25. Somut olayda başvurucu 2/4/2007 tarihinde göz altına alınmış ve 6/4/2007 tarihinde
tutuklanmıştır. Başvuru ekindeki belgelerden, ilk derece mahkemesinin 24/2/2012 tarihinde davanın esasını karara bağlayarak
başvurucunun mahkûmiyetine hükmettiği anlaşılmaktadır. Başvurucu, beş yıllık
azami sürenin dolduğu iddiasıyla muhtelif zamanlarda tahliye talebinde bulunmuş
ise de, davanın karara bağlanmasından sonraki döneme tekabül eden bu
taleplerden bir sonuç alamamıştır.

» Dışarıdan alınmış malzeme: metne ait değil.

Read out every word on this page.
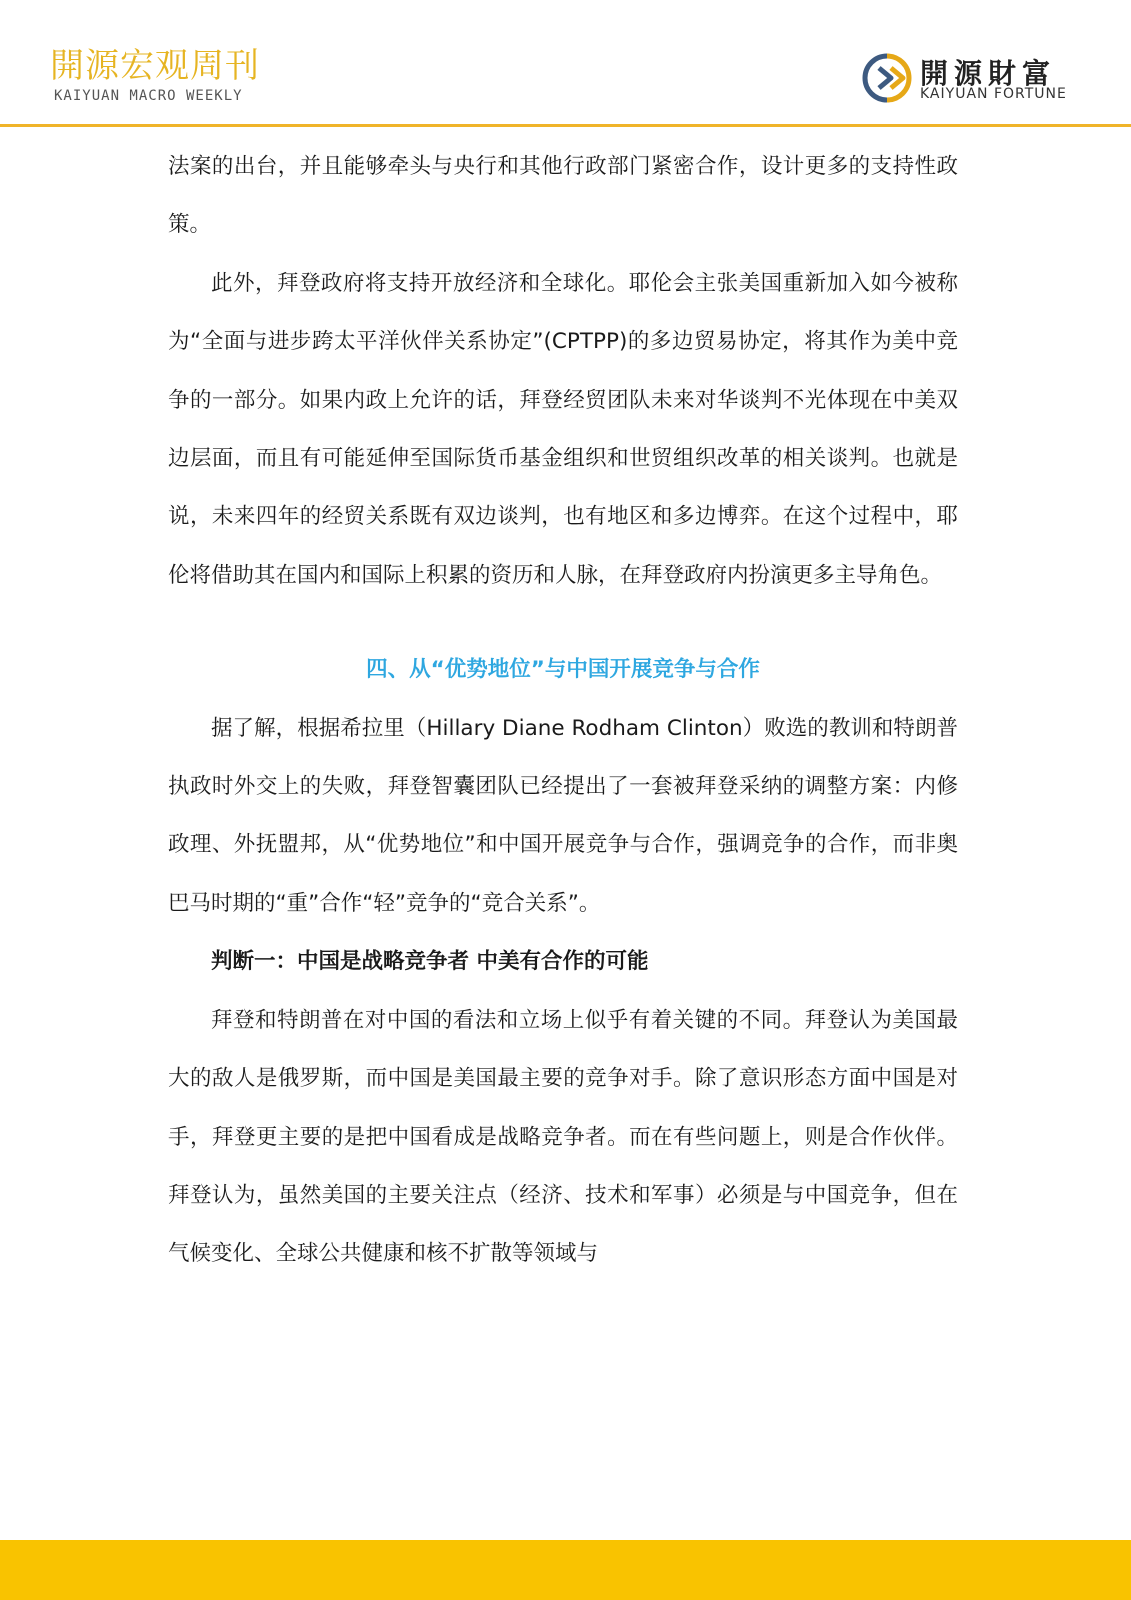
開源宏观周刊
KAIYUAN MACRO WEEKLY
開源財富
KAIYUAN FORTUNE

法案的出台，并且能够牵头与央行和其他行政部门紧密合作，设计更多的支持性政策。

此外，拜登政府将支持开放经济和全球化。耶伦会主张美国重新加入如今被称为“全面与进步跨太平洋伙伴关系协定”(CPTPP)的多边贸易协定，将其作为美中竞争的一部分。如果内政上允许的话，拜登经贸团队未来对华谈判不光体现在中美双边层面，而且有可能延伸至国际货币基金组织和世贸组织改革的相关谈判。也就是说，未来四年的经贸关系既有双边谈判，也有地区和多边博弈。在这个过程中，耶伦将借助其在国内和国际上积累的资历和人脉，在拜登政府内扮演更多主导角色。

四、从“优势地位”与中国开展竞争与合作

据了解，根据希拉里（Hillary Diane Rodham Clinton）败选的教训和特朗普执政时外交上的失败，拜登智囊团队已经提出了一套被拜登采纳的调整方案：内修政理、外抚盟邦，从“优势地位”和中国开展竞争与合作，强调竞争的合作，而非奥巴马时期的“重”合作“轻”竞争的“竞合关系”。

判断一：中国是战略竞争者 中美有合作的可能

拜登和特朗普在对中国的看法和立场上似乎有着关键的不同。拜登认为美国最大的敌人是俄罗斯，而中国是美国最主要的竞争对手。除了意识形态方面中国是对手，拜登更主要的是把中国看成是战略竞争者。而在有些问题上，则是合作伙伴。拜登认为，虽然美国的主要关注点（经济、技术和军事）必须是与中国竞争，但在气候变化、全球公共健康和核不扩散等领域与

Buna göre başvurucu hakkındaki tutukluluğun
devamına dair kararların çoğunlukla Anayasa Mahkemesinin zaman bakımından
yetkisinin başlamadığı dönemde kesinleştikleri anlaşılmaktadır.
26.
Başvurucu, Anayasa Mahkemesinin zaman bakımından yetkisi başladıktan sonra da
tutukluluk durumuna itiraz etmiş ve bu itirazı reddedilmiştir (§§ 12 ve 13).

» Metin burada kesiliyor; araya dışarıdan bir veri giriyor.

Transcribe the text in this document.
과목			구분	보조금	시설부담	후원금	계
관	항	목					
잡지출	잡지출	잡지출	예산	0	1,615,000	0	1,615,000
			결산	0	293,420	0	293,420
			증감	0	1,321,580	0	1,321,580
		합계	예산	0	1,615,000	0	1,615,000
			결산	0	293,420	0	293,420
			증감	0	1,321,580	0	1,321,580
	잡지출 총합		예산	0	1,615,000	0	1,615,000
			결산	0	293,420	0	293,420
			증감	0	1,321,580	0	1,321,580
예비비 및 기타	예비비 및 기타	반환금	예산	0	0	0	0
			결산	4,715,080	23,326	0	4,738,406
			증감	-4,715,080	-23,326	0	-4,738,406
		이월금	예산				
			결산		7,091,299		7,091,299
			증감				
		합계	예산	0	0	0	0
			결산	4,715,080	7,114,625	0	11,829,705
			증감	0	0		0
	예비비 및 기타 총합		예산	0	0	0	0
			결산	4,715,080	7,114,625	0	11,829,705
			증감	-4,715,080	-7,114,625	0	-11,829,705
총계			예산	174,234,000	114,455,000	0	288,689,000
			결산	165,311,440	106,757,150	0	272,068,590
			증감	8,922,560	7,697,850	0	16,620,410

Ancak, Mahkeme’nin zaman bakımından yetkisinin başladığı tarihten sonra
verilmiş olsa bile, kişi hakkındaki tutmanın niteliği üzerinde bu kararların
herhangi bir etkisi yoktur. Zira başvurucunun tutukluluk hali davanın esasına
ilişkin kararın açıklanmasıyla birlikte sona ermiştir. Kararla birlikte başvurucuya
isnat olunan suç sabit görülerek cezalandırılmasına hükmedilmiştir.

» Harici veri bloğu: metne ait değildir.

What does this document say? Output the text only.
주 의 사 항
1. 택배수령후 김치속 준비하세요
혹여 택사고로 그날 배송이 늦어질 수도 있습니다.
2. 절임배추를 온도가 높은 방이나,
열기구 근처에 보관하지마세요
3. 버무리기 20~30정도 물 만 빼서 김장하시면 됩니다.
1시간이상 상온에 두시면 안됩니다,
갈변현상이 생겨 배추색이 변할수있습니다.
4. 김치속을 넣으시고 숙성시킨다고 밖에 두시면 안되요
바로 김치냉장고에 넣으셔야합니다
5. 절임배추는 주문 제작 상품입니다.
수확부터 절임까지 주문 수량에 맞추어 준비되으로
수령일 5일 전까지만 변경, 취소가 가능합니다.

Dolayısıyla, hükmen tutukluluğa itiraz ve incelemesinin 23/9/2012
tarihinden sonra gerçekleştirilmiş olmasının Anayasa Mahkemesinin zaman
bakımından yetkisi üzerinde herhangi bir etkisi bulunmamaktadır (B. No:
2012/239, § 35, 2/7/2013).
27. Açıklanan nedenlerle,
başvurucunun tutukluluğa ilişkin şikâyetlerine konu olan kararların tamamının
Anayasa Mahkemesinin yetkisinin başladığı tarihten önce kesinleştiği
anlaşıldığından, başvurunun “zaman
bakımından yetkisizlik” nedeniyle kabul edilemez olduğuna karar
verilmesi gerekir.
V. HÜKÜM
Başvurunun,
“zaman bakımından yetkisizlik”
nedeniyle KABUL EDİLEMEZ OLDUĞUNA, yargılama giderlerinin başvurucu üzerinde
bırakılmasına, 17/9/2013 tarihinde OY BİRLİĞİYLE karar verildi.